We begin by assigning our values to ourProbability and ourDegreeOfFreedom. And we once again use 0.85 and 6. We then pass those values to qt and assign the result to ourStat. However, we’re switching things up a bit in the next line. We also pass ourProbability to a function called qnorm. The qnorm function calculates an inverse cumulative density of the distribution’s set based on ourProbability. Specifically, because we’re using lower.tail as FALSE the function will calculate based on the upper tail of the distribution. By default the flag is set to TRUE, which makes the function look at the lower tail.

It’s important to note that the functionality runs somewhat counter to what we might assume at first glance. Setting lower to FALSE is essentially saying upper is TRUE. The arguments are simply set for the most common usage scenario so we end up defaulting to the probability sitting in the lower tail of the distribution. So with the flag in place, we get an inverse cumulative density for the upper end of the distribution. And, finally, we finish things off by printing out the results from both the qt and qnorm functions.

Keep in mind that we went through the process in a somewhat overly verbose manner with explicit declarations and calls to print the results to screen. The actual calculations themselves only took one line for each approach to the data manipulation.
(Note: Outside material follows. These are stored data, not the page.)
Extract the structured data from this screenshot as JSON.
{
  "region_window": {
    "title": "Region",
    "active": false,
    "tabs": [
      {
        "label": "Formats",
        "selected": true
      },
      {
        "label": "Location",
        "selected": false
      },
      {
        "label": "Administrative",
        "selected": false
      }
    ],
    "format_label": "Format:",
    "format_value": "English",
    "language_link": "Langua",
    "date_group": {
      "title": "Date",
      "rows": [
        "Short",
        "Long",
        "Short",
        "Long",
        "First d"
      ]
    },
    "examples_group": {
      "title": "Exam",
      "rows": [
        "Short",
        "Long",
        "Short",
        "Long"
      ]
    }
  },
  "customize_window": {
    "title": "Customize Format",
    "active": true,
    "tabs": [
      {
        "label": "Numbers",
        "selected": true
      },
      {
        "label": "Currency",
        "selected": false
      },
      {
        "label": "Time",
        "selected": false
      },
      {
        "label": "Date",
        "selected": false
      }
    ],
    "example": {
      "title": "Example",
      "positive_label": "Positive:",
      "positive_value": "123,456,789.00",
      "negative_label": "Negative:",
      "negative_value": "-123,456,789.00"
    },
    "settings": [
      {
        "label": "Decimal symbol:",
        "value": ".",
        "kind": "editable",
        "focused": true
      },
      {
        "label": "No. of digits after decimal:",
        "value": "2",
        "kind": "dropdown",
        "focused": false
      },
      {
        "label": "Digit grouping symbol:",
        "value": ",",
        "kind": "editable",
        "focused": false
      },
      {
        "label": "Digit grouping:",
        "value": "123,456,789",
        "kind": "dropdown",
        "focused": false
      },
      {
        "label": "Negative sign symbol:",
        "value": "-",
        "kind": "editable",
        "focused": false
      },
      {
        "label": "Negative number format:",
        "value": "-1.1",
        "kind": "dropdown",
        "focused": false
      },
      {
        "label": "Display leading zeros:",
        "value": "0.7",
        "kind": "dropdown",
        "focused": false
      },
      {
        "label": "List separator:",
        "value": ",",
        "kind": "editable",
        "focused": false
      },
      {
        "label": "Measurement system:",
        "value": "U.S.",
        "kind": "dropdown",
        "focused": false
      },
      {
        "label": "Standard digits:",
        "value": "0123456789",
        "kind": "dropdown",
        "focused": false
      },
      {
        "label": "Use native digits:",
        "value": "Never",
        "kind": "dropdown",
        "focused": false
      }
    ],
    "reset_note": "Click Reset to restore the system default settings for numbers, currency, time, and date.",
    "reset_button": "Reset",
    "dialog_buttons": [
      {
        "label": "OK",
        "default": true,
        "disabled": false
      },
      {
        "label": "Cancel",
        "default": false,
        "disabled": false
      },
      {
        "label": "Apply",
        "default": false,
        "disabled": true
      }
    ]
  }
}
That’s an impressive amount of power considering this is all default functionality that doesn’t need any additional libraries.

The main takeaway from these examples should be just how fluid numbers are in R. It’s extremely easy to run multiple complex calculations on a single defined variable. This also fits into the ease with which R allows us to perform loops without needing an explicit declaration. We could easily expand these examples into the apply function to chart out a progression of the value over multiple points in time. This could then be easily visualized. For example, we could plot the values as a scatterplot with connections highlighting their progression over time.